6. Beware of media explanations
“Tech Giants Power to New Heights,” ran the headline in the Wall Street Journal in the aftermath of “record quarterly financial results” reported by Apple, Amazon and Google parent Alphabet. Hours later, as the market sell-off rapidly gathered pace, the Journal referred to the companies’ “mixed” results. All too often, market falls are explained by “bad” news stories, while gains are explained by “good” news stories. However, the reality is that prices often drive the news, as opposed to the news driving prices.
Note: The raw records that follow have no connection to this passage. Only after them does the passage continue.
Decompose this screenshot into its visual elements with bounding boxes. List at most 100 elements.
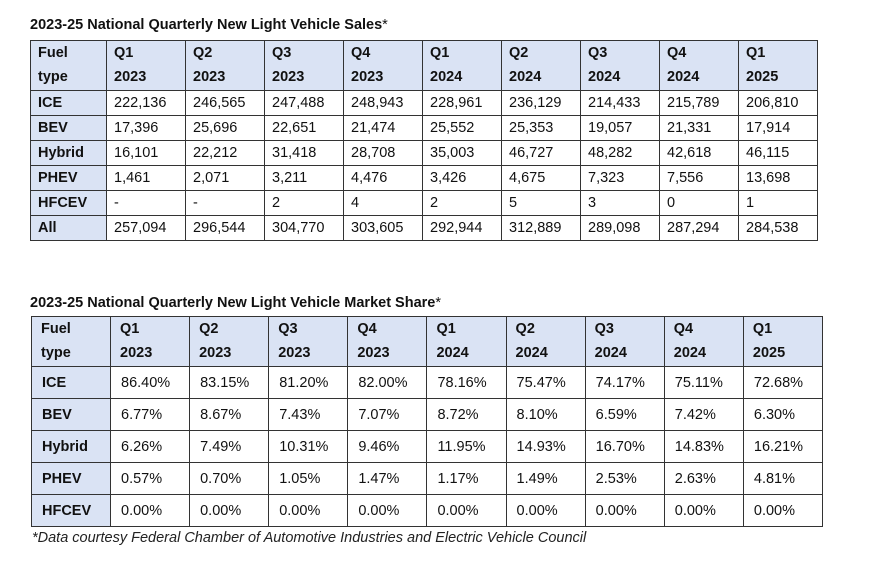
table-cell: 6.77% — [109, 398, 191, 431]
table-cell: 2 — [422, 190, 502, 216]
year-label: 2024 — [667, 69, 700, 85]
table-cell: 6.26% — [109, 430, 191, 463]
quarter-header: Q1 2024 — [426, 316, 507, 367]
quarter-header: Q1 2023 — [106, 40, 186, 91]
table-row: Hybrid 16,101 22,212 31,418 28,708 35,003 46,7… — [30, 140, 818, 166]
row-label: PHEV — [30, 165, 107, 191]
table-cell: 16,101 — [106, 140, 186, 166]
year-label: 2024 — [436, 345, 469, 361]
table-cell: 86.40% — [109, 366, 191, 399]
table-cell: 7,556 — [659, 165, 739, 191]
table-cell: 312,889 — [501, 215, 581, 241]
table-cell: 303,605 — [343, 215, 423, 241]
table-cell: 0.00% — [189, 494, 270, 527]
quarter-header: Q4 2024 — [663, 316, 744, 367]
table-cell: 236,129 — [501, 90, 581, 116]
footnote: *Data courtesy Federal Chamber of Automo… — [32, 530, 587, 546]
table-row: All 257,094 296,544 304,770 303,605 292,944 31… — [30, 215, 818, 241]
table-cell: 72.68% — [742, 366, 824, 399]
table-cell: 0.00% — [109, 494, 191, 527]
table-cell: 78.16% — [426, 366, 507, 399]
quarter-header: Q2 2023 — [189, 316, 270, 367]
table-cell: 7.42% — [663, 398, 744, 431]
table-row: BEV 6.77% 8.67% 7.43% 7.07% 8.72% 8.10% 6.59% 7.… — [31, 398, 824, 431]
year-label: 2024 — [588, 69, 621, 85]
table-cell: 21,474 — [343, 115, 423, 141]
table-row: ICE 86.40% 83.15% 81.20% 82.00% 78.16% 75.47% 7… — [31, 366, 824, 399]
quarter-label: Q1 — [114, 45, 134, 61]
row-label: PHEV — [31, 462, 111, 495]
fuel-type-header: Fuel type — [31, 316, 111, 367]
table-cell: 8.10% — [505, 398, 586, 431]
table-cell: 0.70% — [189, 462, 270, 495]
table-cell: 22,212 — [185, 140, 265, 166]
table-cell: 222,136 — [106, 90, 186, 116]
quarter-label: Q1 — [746, 45, 766, 61]
table-cell: 5 — [501, 190, 581, 216]
year-label: 2023 — [199, 345, 232, 361]
year-label: 2024 — [673, 345, 707, 361]
table-row: ICE 222,136 246,565 247,488 248,943 228,961 23… — [30, 90, 818, 116]
quarter-label: Q3 — [594, 321, 614, 337]
year-label: 2023 — [278, 345, 311, 361]
quarter-label: Q4 — [673, 321, 694, 337]
row-label: HFCEV — [30, 190, 107, 216]
table-cell: 2,071 — [185, 165, 265, 191]
table-cell: 48,282 — [580, 140, 660, 166]
table-cell: 10.31% — [268, 430, 349, 463]
table-cell: 1 — [738, 190, 818, 216]
row-label: BEV — [30, 115, 107, 141]
quarter-header: Q2 2024 — [501, 40, 581, 91]
quarter-header: Q4 2023 — [347, 316, 428, 367]
table-cell: 8.67% — [189, 398, 270, 431]
quarter-header: Q4 2023 — [343, 40, 423, 91]
quarter-label: Q3 — [278, 321, 298, 337]
table-cell: 22,651 — [264, 115, 344, 141]
year-label: 2023 — [120, 345, 153, 361]
sales-title-text: 2023-25 National Quarterly New Light Veh… — [30, 17, 383, 33]
quarter-header: Q3 2024 — [584, 316, 665, 367]
row-label: All — [30, 215, 107, 241]
table-cell: 17,914 — [738, 115, 818, 141]
sales-header-row: Fuel type Q1 2023 Q2 2023 Q3 2023 Q4 2023 Q1 2024 Q2… — [30, 40, 818, 91]
table-cell: 0.57% — [109, 462, 191, 495]
table-cell: 0.00% — [505, 494, 586, 527]
year-label: 2024 — [515, 345, 548, 361]
quarter-label: Q1 — [436, 321, 456, 337]
table-cell: 7,323 — [580, 165, 660, 191]
table-row: Hybrid 6.26% 7.49% 10.31% 9.46% 11.95% 14.93% 1… — [31, 430, 824, 463]
row-label: Hybrid — [30, 140, 107, 166]
quarter-header: Q3 2023 — [264, 40, 344, 91]
quarter-header: Q3 2023 — [268, 316, 349, 367]
table-cell: 247,488 — [264, 90, 344, 116]
table-cell: 3,211 — [264, 165, 344, 191]
table-cell: 13,698 — [738, 165, 818, 191]
quarter-header: Q1 2025 — [742, 316, 824, 367]
quarter-label: Q2 — [509, 45, 529, 61]
table-cell: 35,003 — [422, 140, 502, 166]
quarter-header: Q4 2024 — [659, 40, 739, 91]
table-cell: 0.00% — [663, 494, 744, 527]
table-cell: 1,461 — [106, 165, 186, 191]
quarter-label: Q2 — [515, 321, 535, 337]
table-cell: 2.53% — [584, 462, 665, 495]
table-cell: 215,789 — [659, 90, 739, 116]
table-cell: 246,565 — [185, 90, 265, 116]
sales-table-title: 2023-25 National Quarterly New Light Veh… — [30, 16, 388, 34]
table-cell: 206,810 — [738, 90, 818, 116]
quarter-header: Q2 2024 — [505, 316, 586, 367]
table-cell: 296,544 — [185, 215, 265, 241]
table-cell: 4.81% — [742, 462, 824, 495]
table-cell: 4,675 — [501, 165, 581, 191]
table-cell: - — [185, 190, 265, 216]
table-cell: 25,353 — [501, 115, 581, 141]
table-cell: 8.72% — [426, 398, 507, 431]
table-cell: 7.49% — [189, 430, 270, 463]
quarter-header: Q1 2024 — [422, 40, 502, 91]
year-label: 2023 — [351, 69, 384, 85]
year-label: 2025 — [752, 345, 786, 361]
table-cell: 42,618 — [659, 140, 739, 166]
share-title-asterisk: * — [435, 295, 442, 311]
sales-table: Fuel type Q1 2023 Q2 2023 Q3 2023 Q4 2023 Q1 2024 Q2… — [30, 40, 818, 241]
quarter-header: Q1 2025 — [738, 40, 818, 91]
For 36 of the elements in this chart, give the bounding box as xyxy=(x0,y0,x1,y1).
It can be very difficult to ascertain why markets are rising or falling, and many of the explanations for recent market developments don’t hold up to scrutiny.
Even today, there is widespread disagreement as to what caused the record one-day crash on Black Monday in 1987. According to a survey by Nobel economist Robert Shiller, most investors said their actions were driven by the price declines as opposed to a specific fundamental factor.
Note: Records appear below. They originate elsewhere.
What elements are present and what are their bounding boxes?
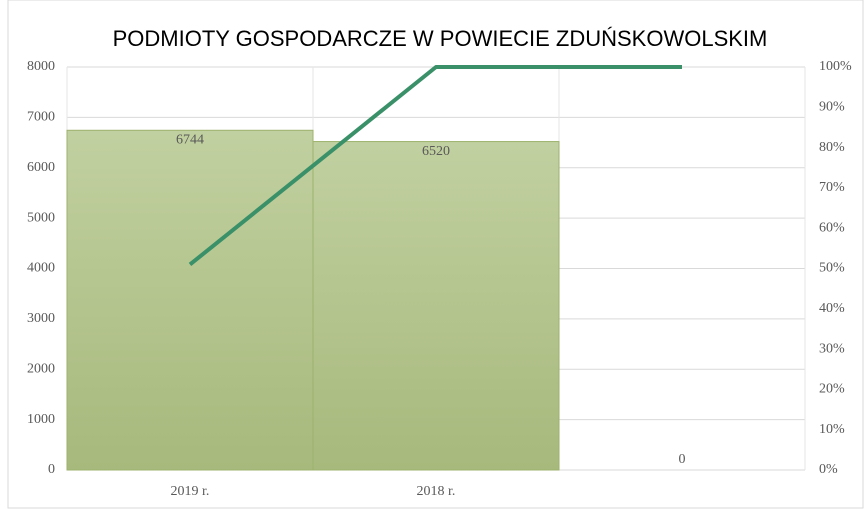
x-tick-label: 2018 r.: [417, 484, 456, 499]
y-tick-label: 6000: [27, 160, 55, 175]
y-tick-label: 1000: [27, 412, 55, 427]
line: [188, 65, 682, 267]
bar: [312, 141, 560, 471]
y2-tick-label: 10%: [819, 422, 845, 437]
data-label: 6520: [422, 144, 450, 159]
bar: [66, 129, 314, 471]
y-tick-label: 4000: [27, 261, 55, 276]
y2-tick-label: 50%: [819, 261, 845, 276]
y2-tick-label: 90%: [819, 100, 845, 115]
y-tick-label: 7000: [27, 110, 55, 125]
y2-tick-label: 80%: [819, 140, 845, 155]
y-tick-label: 8000: [27, 59, 55, 74]
y-tick-label: 3000: [27, 311, 55, 326]
y-tick-label: 2000: [27, 361, 55, 376]
y2-tick-label: 20%: [819, 382, 845, 397]
x-tick-label: 2019 r.: [171, 484, 210, 499]
y2-tick-label: 30%: [819, 341, 845, 356]
y2-tick-label: 40%: [819, 301, 845, 316]
y-tick-label: 5000: [27, 210, 55, 225]
data-label: 6744: [176, 132, 204, 147]
y2-tick-label: 60%: [819, 220, 845, 235]
y2-tick-label: 0%: [819, 462, 838, 477]
y-tick-label: 0: [48, 462, 55, 477]
data-label: 0: [679, 452, 686, 467]
y2-tick-label: 70%: [819, 180, 845, 195]
y2-tick-label: 100%: [819, 59, 852, 74]
chart-title: PODMIOTY GOSPODARCZE W POWIECIE ZDUŃSKOW…: [113, 26, 768, 51]
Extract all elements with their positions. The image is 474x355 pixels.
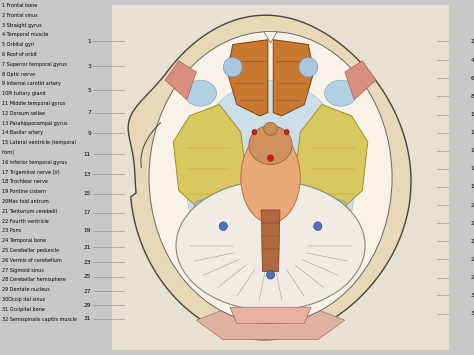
Text: 23: 23 — [83, 260, 91, 264]
Text: 21: 21 — [83, 245, 91, 250]
Text: 25 Cerebellar peduncle: 25 Cerebellar peduncle — [2, 248, 59, 253]
Circle shape — [252, 130, 257, 135]
Text: 17: 17 — [83, 210, 91, 215]
Text: 20Mas toid antrum: 20Mas toid antrum — [2, 199, 49, 204]
Ellipse shape — [264, 122, 277, 135]
Text: 16: 16 — [470, 166, 474, 171]
Text: 30Occip ital sinus: 30Occip ital sinus — [2, 297, 45, 302]
Text: 1: 1 — [87, 39, 91, 44]
Circle shape — [314, 222, 322, 230]
Text: 28: 28 — [470, 275, 474, 280]
Text: 22 Fourth ventricle: 22 Fourth ventricle — [2, 219, 49, 224]
Text: 5: 5 — [87, 88, 91, 93]
Polygon shape — [165, 61, 196, 100]
Text: horn): horn) — [2, 150, 15, 155]
Polygon shape — [261, 210, 280, 272]
Ellipse shape — [187, 80, 354, 291]
Text: 10: 10 — [470, 112, 474, 117]
Text: 21 Tentorium cerebelli: 21 Tentorium cerebelli — [2, 209, 57, 214]
Text: 26 Vermis of cerebellum: 26 Vermis of cerebellum — [2, 258, 62, 263]
Text: 14 Basilar artery: 14 Basilar artery — [2, 130, 43, 135]
Ellipse shape — [325, 80, 357, 106]
Text: 1 Frontal bone: 1 Frontal bone — [2, 3, 37, 8]
Ellipse shape — [299, 58, 318, 77]
Text: 27 Sigmoid sinus: 27 Sigmoid sinus — [2, 268, 44, 273]
Text: 32 Semispinalis capitis muscle: 32 Semispinalis capitis muscle — [2, 317, 77, 322]
Text: 16 Inferior temporal gyrus: 16 Inferior temporal gyrus — [2, 160, 67, 165]
Text: 9: 9 — [87, 131, 91, 136]
Text: 27: 27 — [83, 289, 91, 294]
Ellipse shape — [184, 80, 217, 106]
Text: 7 Superior temporal gyrus: 7 Superior temporal gyrus — [2, 62, 67, 67]
Text: 3: 3 — [87, 64, 91, 69]
Polygon shape — [173, 104, 246, 210]
Text: 8: 8 — [470, 94, 474, 99]
Polygon shape — [345, 61, 376, 100]
Text: 22: 22 — [470, 220, 474, 225]
Text: 18: 18 — [470, 184, 474, 189]
Text: 31: 31 — [83, 316, 91, 321]
Polygon shape — [264, 32, 277, 43]
Text: 26: 26 — [470, 257, 474, 262]
Text: 32: 32 — [470, 311, 474, 316]
Text: 15: 15 — [83, 191, 91, 196]
Polygon shape — [273, 40, 314, 116]
Text: 25: 25 — [83, 274, 91, 279]
Ellipse shape — [149, 32, 392, 323]
Text: 4 Temporal muscle: 4 Temporal muscle — [2, 32, 48, 37]
FancyBboxPatch shape — [112, 5, 449, 350]
Polygon shape — [295, 104, 368, 210]
Text: 19 Pontine cistern: 19 Pontine cistern — [2, 189, 46, 194]
Text: 4: 4 — [470, 58, 474, 63]
Ellipse shape — [176, 181, 365, 311]
Ellipse shape — [249, 126, 292, 164]
Text: 17 Trigeminal nerve (V): 17 Trigeminal nerve (V) — [2, 170, 60, 175]
Text: 23 Pons: 23 Pons — [2, 228, 21, 233]
Text: 8 Optic nerve: 8 Optic nerve — [2, 72, 35, 77]
Circle shape — [267, 155, 273, 161]
Ellipse shape — [241, 132, 300, 223]
Text: 18 Trochlear nerve: 18 Trochlear nerve — [2, 179, 48, 184]
Text: 24: 24 — [470, 239, 474, 244]
Text: 9 Internal carotid artery: 9 Internal carotid artery — [2, 81, 61, 86]
Circle shape — [219, 222, 228, 230]
Text: 6 Roof of orbit: 6 Roof of orbit — [2, 52, 37, 57]
Polygon shape — [128, 15, 411, 340]
Ellipse shape — [223, 58, 242, 77]
Polygon shape — [228, 40, 268, 116]
Text: 20: 20 — [470, 203, 474, 208]
Text: 6: 6 — [470, 76, 474, 81]
Text: 15 Lateral ventricle (temporal: 15 Lateral ventricle (temporal — [2, 140, 76, 145]
Text: 13 Parahippocampal gyrus: 13 Parahippocampal gyrus — [2, 121, 67, 126]
Polygon shape — [196, 307, 345, 340]
Text: 29 Dentate nucleus: 29 Dentate nucleus — [2, 287, 50, 292]
Circle shape — [284, 130, 289, 135]
Text: 29: 29 — [83, 303, 91, 308]
Circle shape — [266, 271, 274, 279]
Text: 24 Temporal bone: 24 Temporal bone — [2, 238, 46, 243]
Text: 19: 19 — [83, 229, 91, 234]
Polygon shape — [230, 307, 311, 323]
Text: 10Pi tuitary gland: 10Pi tuitary gland — [2, 91, 46, 96]
Text: 14: 14 — [470, 148, 474, 153]
Text: 2: 2 — [470, 39, 474, 44]
Text: 28 Cerebellar hemisphere: 28 Cerebellar hemisphere — [2, 277, 65, 282]
Text: 31 Occipital bone: 31 Occipital bone — [2, 307, 45, 312]
Text: 11 Middle temporal gyrus: 11 Middle temporal gyrus — [2, 101, 65, 106]
Text: 30: 30 — [470, 293, 474, 298]
Text: 5 Orbital gyri: 5 Orbital gyri — [2, 42, 34, 47]
Text: 2 Frontal sinus: 2 Frontal sinus — [2, 13, 37, 18]
Text: 12 Dorsum sellae: 12 Dorsum sellae — [2, 111, 45, 116]
Text: 12: 12 — [470, 130, 474, 135]
Text: 7: 7 — [87, 110, 91, 115]
Text: 11: 11 — [84, 152, 91, 157]
Text: 13: 13 — [83, 171, 91, 176]
Text: 3 Straight gyrus: 3 Straight gyrus — [2, 23, 42, 28]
Research confirms these are not isolated examples and that many of the largest market movements in history are not readily explained by changes in market fundamentals. “There’s never really a single reason for a sell-off,” says Carlson, “but investors are always quick to ascribe one because it gives us an illusion of control when we really have no idea what will happen next.”
7. Worrying is not productive
Research has found that 85 per cent of the things people worry about don’t come true. Similarly, agonising about market developments tends not to be productive.
Since the bull market began in March 2009, notes market strategist Ed Yardeni, there have been four double-digit corrections and 60 “panic attacks” – periods where stocks suffered short-lived sell-offs. During the August 2015 correction, I wrote: “Most pullbacks do not become corrections; most corrections do not become bear markets; and most bear markets do not morph into market meltdowns.”
This doesn’t mean everything is fine and dandy. It just means investors should remember that betting on the worst-case scenario is, by definition, a low-probability bet. Of course, the worst-case scenario does occasionally occur, but the aforementioned psychological study also offers comfort on that score. When worries do come true, the researchers found, 79 per cent of people said they handled the outcome better than they thought they would. In other words, stocks will eventually experience a big, bad bear market, but it probably won’t be as emotionally traumatic as you think.